As a for-profit college inspector, Michael Fitzgerald called recruiters, pretending to be a potential student, to see if they were lying. His employer in the summer job was a large chain of for-profit colleges that wanted to protect itself from fraud charges, he writes in Pacific Standard.
Recruiters didn’t lie very often, Fitzgerald reports. They didn’t have to. “They were pitching a product—upward mobility via higher education — that the rest of society had already primed their customers to desire, no matter the cost.”

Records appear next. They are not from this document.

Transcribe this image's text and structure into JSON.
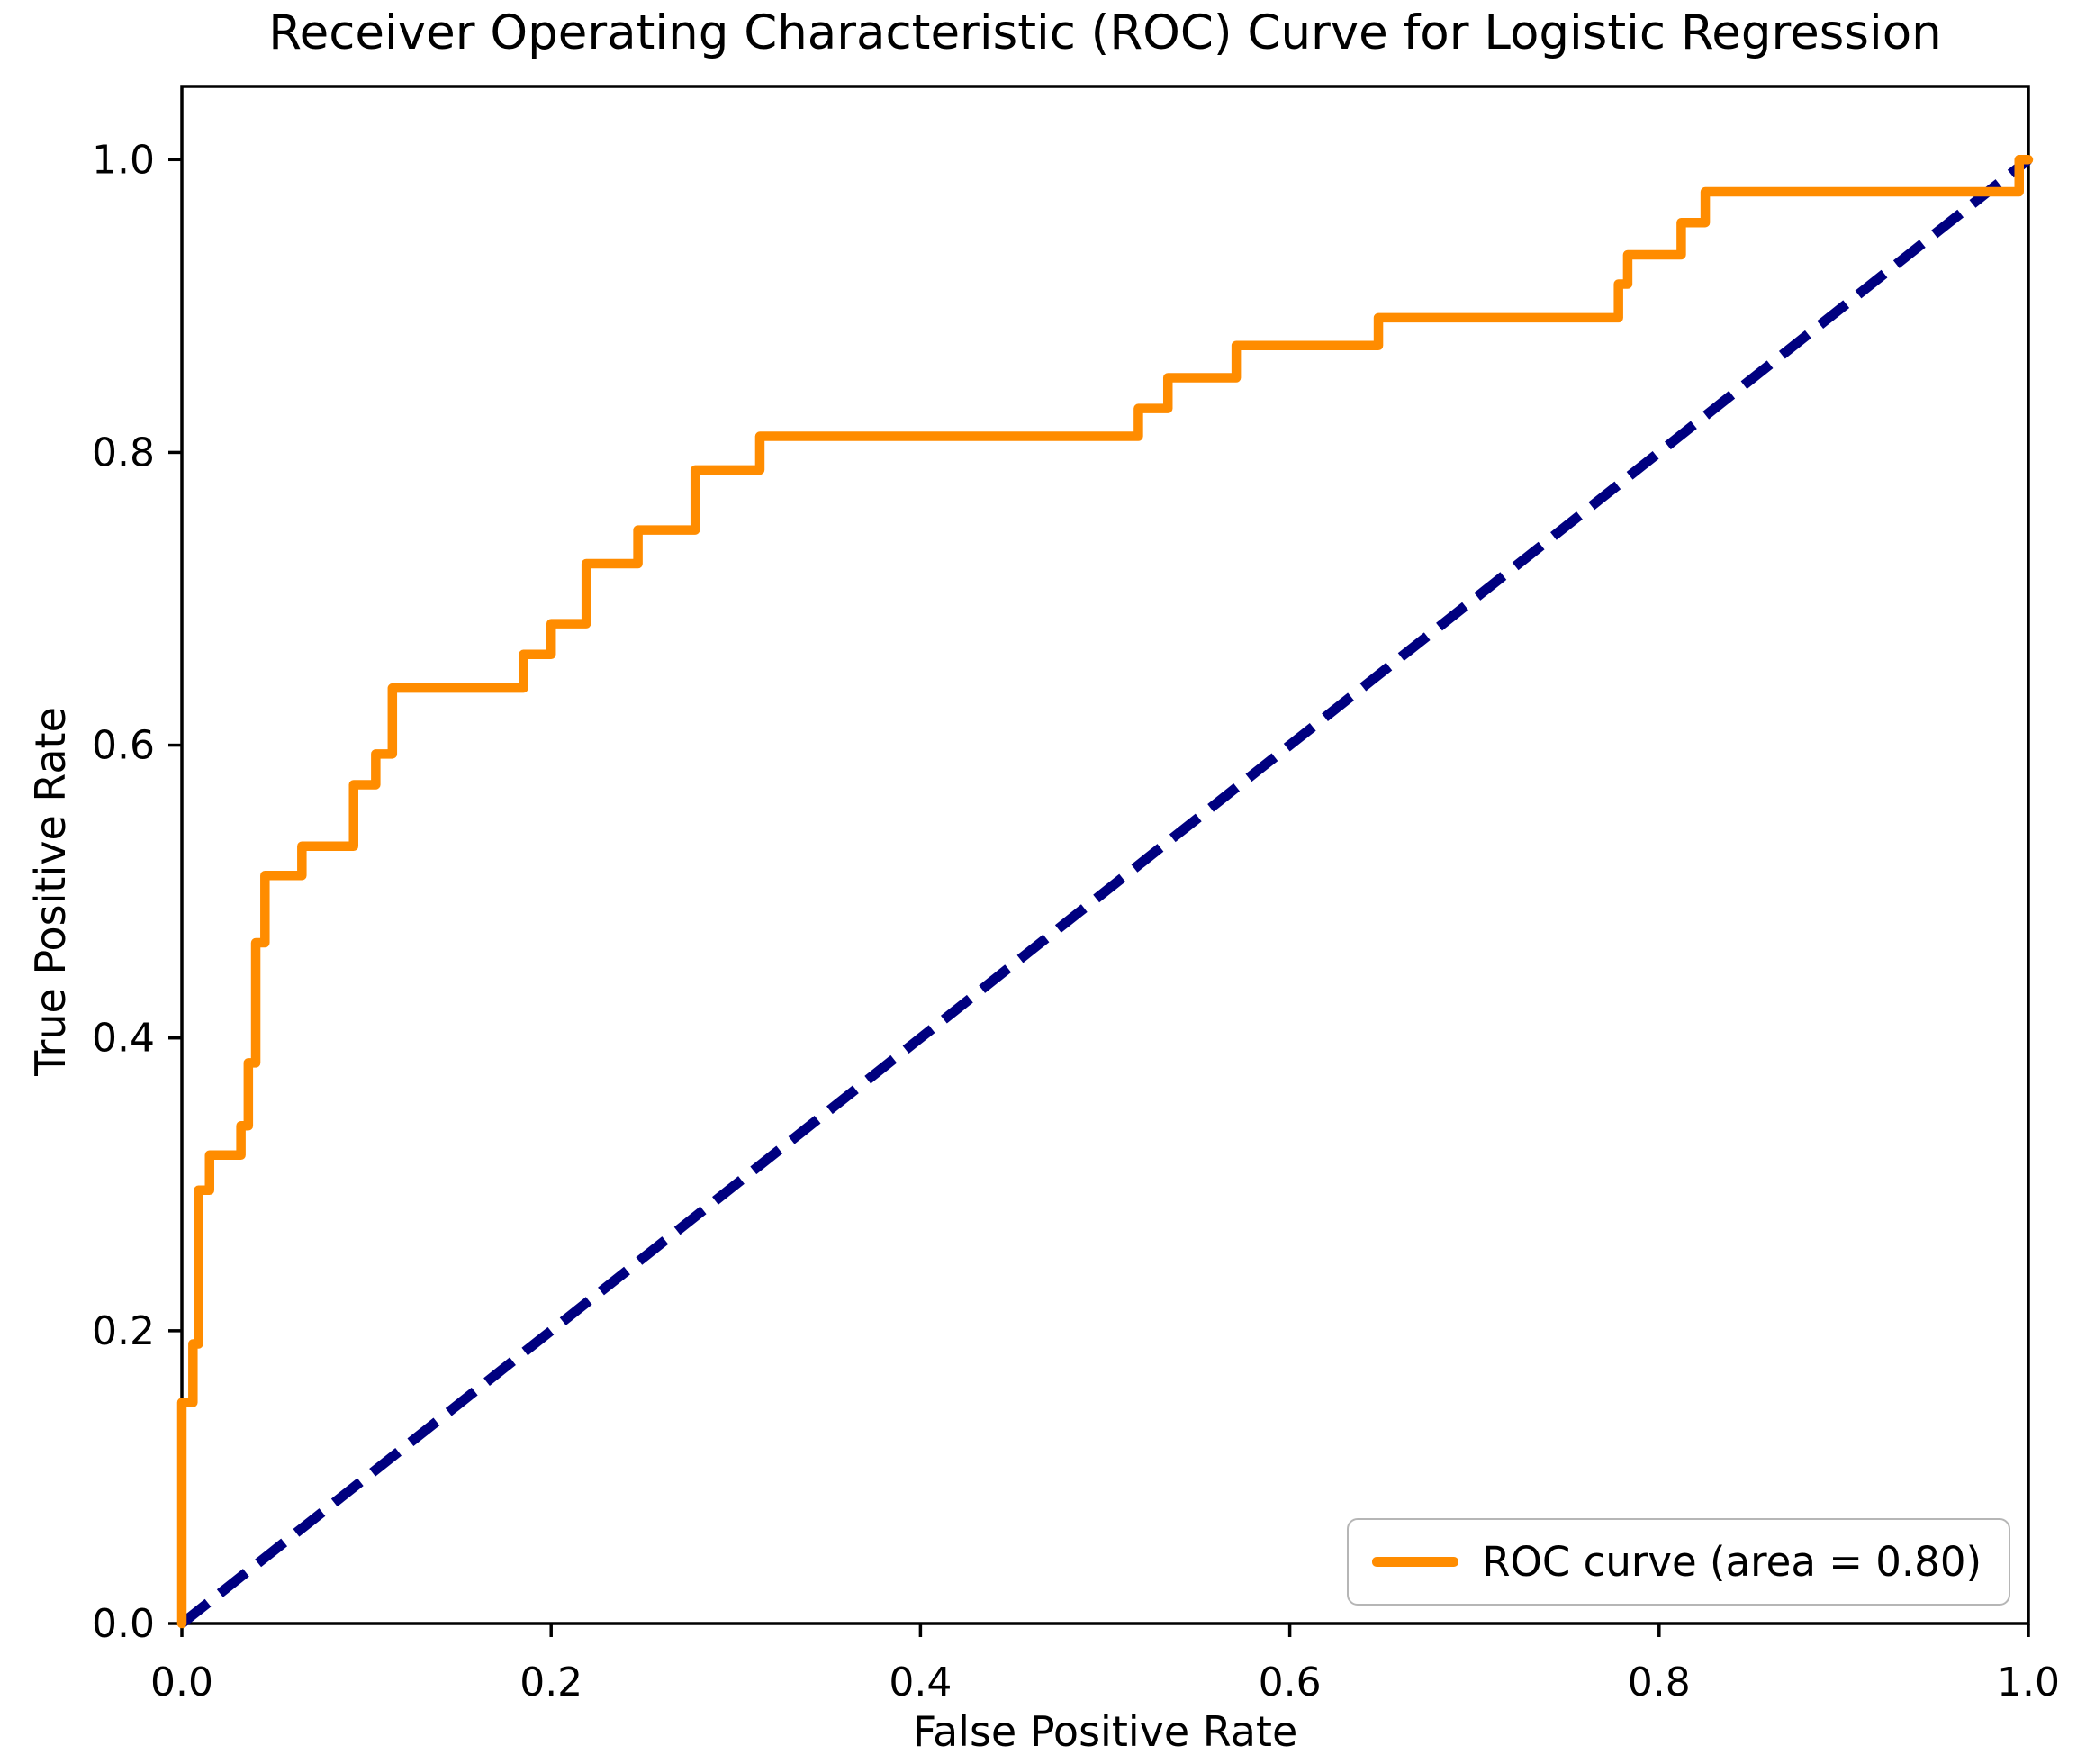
{
  "figure": {
    "title": "Receiver Operating Characteristic (ROC) Curve for Logistic Regression",
    "background": "#ffffff"
  },
  "axes": {
    "x_label": "False Positive Rate",
    "y_label": "True Positive Rate",
    "x_ticks": [
      "0.0",
      "0.2",
      "0.4",
      "0.6",
      "0.8",
      "1.0"
    ],
    "y_ticks": [
      "0.0",
      "0.2",
      "0.4",
      "0.6",
      "0.8",
      "1.0"
    ]
  },
  "legend": {
    "entries": [
      {
        "label": "ROC curve (area = 0.80)",
        "color": "#FF8C00"
      }
    ]
  },
  "colors": {
    "roc": "#FF8C00",
    "chance": "#000080",
    "spine": "#000000",
    "text": "#000000",
    "legend_border": "#b6b6b6"
  },
  "chart_data": {
    "type": "line",
    "title": "Receiver Operating Characteristic (ROC) Curve for Logistic Regression",
    "xlabel": "False Positive Rate",
    "ylabel": "True Positive Rate",
    "xlim": [
      0.0,
      1.0
    ],
    "ylim": [
      0.0,
      1.05
    ],
    "grid": false,
    "legend_position": "lower right",
    "auc": 0.8,
    "series": [
      {
        "name": "ROC curve (area = 0.80)",
        "color": "#FF8C00",
        "style": "solid",
        "fpr": [
          0.0,
          0.0,
          0.006,
          0.006,
          0.009,
          0.009,
          0.015,
          0.015,
          0.032,
          0.032,
          0.036,
          0.036,
          0.04,
          0.04,
          0.045,
          0.045,
          0.065,
          0.065,
          0.093,
          0.093,
          0.105,
          0.105,
          0.114,
          0.114,
          0.185,
          0.185,
          0.2,
          0.2,
          0.219,
          0.219,
          0.247,
          0.247,
          0.278,
          0.278,
          0.313,
          0.313,
          0.518,
          0.518,
          0.534,
          0.534,
          0.571,
          0.571,
          0.648,
          0.648,
          0.778,
          0.778,
          0.783,
          0.783,
          0.812,
          0.812,
          0.825,
          0.825,
          0.995,
          0.995,
          1.0
        ],
        "tpr": [
          0.0,
          0.151,
          0.151,
          0.191,
          0.191,
          0.296,
          0.296,
          0.32,
          0.32,
          0.34,
          0.34,
          0.383,
          0.383,
          0.465,
          0.465,
          0.511,
          0.511,
          0.531,
          0.531,
          0.573,
          0.573,
          0.594,
          0.594,
          0.639,
          0.639,
          0.662,
          0.662,
          0.683,
          0.683,
          0.724,
          0.724,
          0.747,
          0.747,
          0.788,
          0.788,
          0.811,
          0.811,
          0.83,
          0.83,
          0.851,
          0.851,
          0.873,
          0.873,
          0.892,
          0.892,
          0.915,
          0.915,
          0.935,
          0.935,
          0.957,
          0.957,
          0.978,
          0.978,
          1.0,
          1.0
        ]
      },
      {
        "name": "chance-diagonal",
        "color": "#000080",
        "style": "dashed",
        "x": [
          0.0,
          1.0
        ],
        "y": [
          0.0,
          1.0
        ]
      }
    ]
  }
}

Raised in a low-income family, Fitzgerald turned down a scholarship to University of Vermont to attend the more prestigious Carnegie Mellon. He used a $5,000 annual Pell Grant, and federal loans — the interest rate was seven percent — to pay the $40,960 annual bill for tuition, room and board. He ran up more than $70,000 in student debt.
I wish anyone involved in my indebtedness—my family, Carnegie Mellon, the federal government, the state of Pennsylvania, or even the Middle States Commission on Higher Education (which accredits both Carnegie Mellon and many of the for-profit schools I called as a fake prospective student) had asked me what I planned to major in and what career I aspired to. Then, maybe, when I’d said “English” and “writer,” they’d have denied me a $5 loan for cab fare home, or told me they’d rather see an armed robber in their office. I would have had to seek out a solid, affordable state school.
His Carnegie Mellon degree helped him get “a salaried position in a competitive field of my choosing,” he writes. He’s paying off his loans.
Marginal students drawn to for-profit colleges typically start poor and remain poor — and in debt — after trying and failing to earn a degree, Brookings warns.
Young people are told that “college is a must-make, can’t-lose investment,” writes Fitzgerald. “For some people, it’s a shouldn’t-make, can’t-win investment.”